We have been on the road for a week, and I just wanted to take a moment to discuss campgrounds. Not the ones with the white trash ambiance, close enough to Leavenworth to service the townies, as though the meth lab just used up its two weeks and pulled up stakes: this was Tumwater Camp, a dry and crusted patch of firestarter nestled along a sweet little stream, dribbling past, unaware of the company it keeps. The Wenatchee River, I'll admit, is a fantastic river and maybe it was just too late in the year, but there was nobody else there hardly except for the people for whom camping is not a happy little vacation option, and that is scary to me. I'm not afraid of bears, I'm afraid of people. Maybe it was just too close to Leavenworth to make camping seem viable. Leavenworth looks like winter at summer's end. Scalloped rooflines, alpine trees and rocky mountainsides naked without their blanket of white. With shopkeepers that just can't let go of the inaccurate notion that everybody loves Christmas stuff. Like those yard sales with special areas for Christmas items such as melting faded pine tree candles, over-used silver garland and ceramic Mr&Mrs Claus with calico clothing. All of the tourists just seemed to be waiting for the snow and Christmas lights so a visit to the Nutcracker Museum would make at least some sense.
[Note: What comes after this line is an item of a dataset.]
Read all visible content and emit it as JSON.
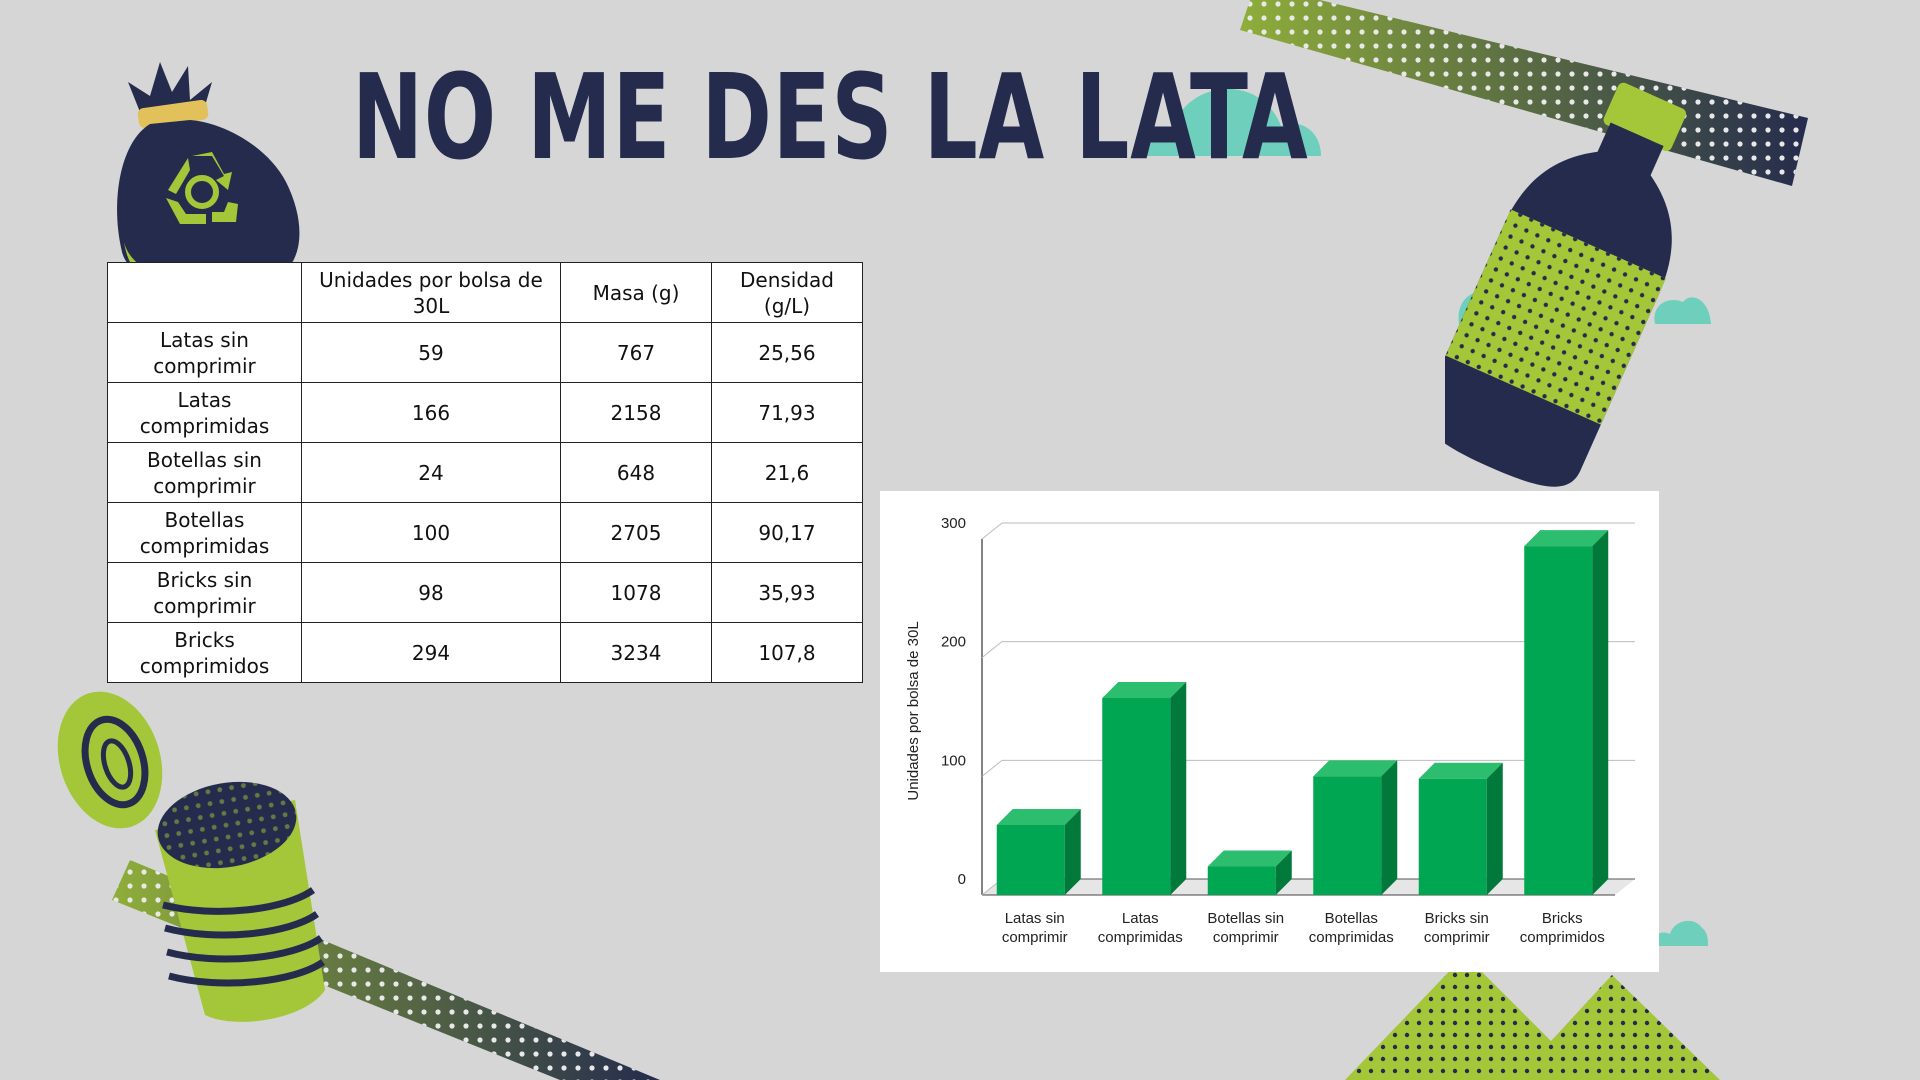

I love Wallowa Lake Campground. I love Birch Bay Campground. I love Beverly Beach. This is where the nice people camp. I have become, while I was not looking, a nice person. I have matching towels for camping. I know I should hate these places of rules and regulations and sale firewood and paved pathways, but they comfort me. The idea of roughing it no longer appeals to me. There. I've said it. That is not to say that all people who rough camp are not nice. I am just nicer.

Sid hates camping. He has no hair, bugs bother him, he isn't at home where he feels safe and knows what to expect. He'd rather stay in the trailer than roam around like an animal, calling into question whether or not he is really a dog. His skin breaks out, he shakes and stares at us, and the very mention of the word "home" is the only thing that makes him wag his tail.

I'm exaggerating.

Then there's Duffy. In the unbridled out of doors, he becomes even more dog-like and obnoxious, if that's possible. He waits at the window of the trailer and growls, stalking chipmunks. He plans his escape. He never forgets. As soon as he has an opportunity, he bolts, scrambling up a tree he has no hope of climbing. If he had any idea how impossible his hopes and dreams really are, he'd commit suicide. On a long hit list, Duffy's top two disgusting events while camping, are: 1.) Pissing down Kurt's leg and filling his shoe with dog urine, which is not all that rare for Duffy. (See previous posts.) He seems to equate the human leg with a fire hydrant or tree. It is upright, afterall. Besides, Kurt was standing on his leash to keep him from running off first thing in the morning. I know, I rationalize. And 2.) Drumroll.......... Rolling in human shit. Now, as profoundly disgusting as this is and was, do I blame Duffy? Or do I blame the bottom-feeder who crapped in the campsite? Well, Duffy was closest, so he got a pretty cold bath, me gagging through the whole thing.

We did bring him home with us though.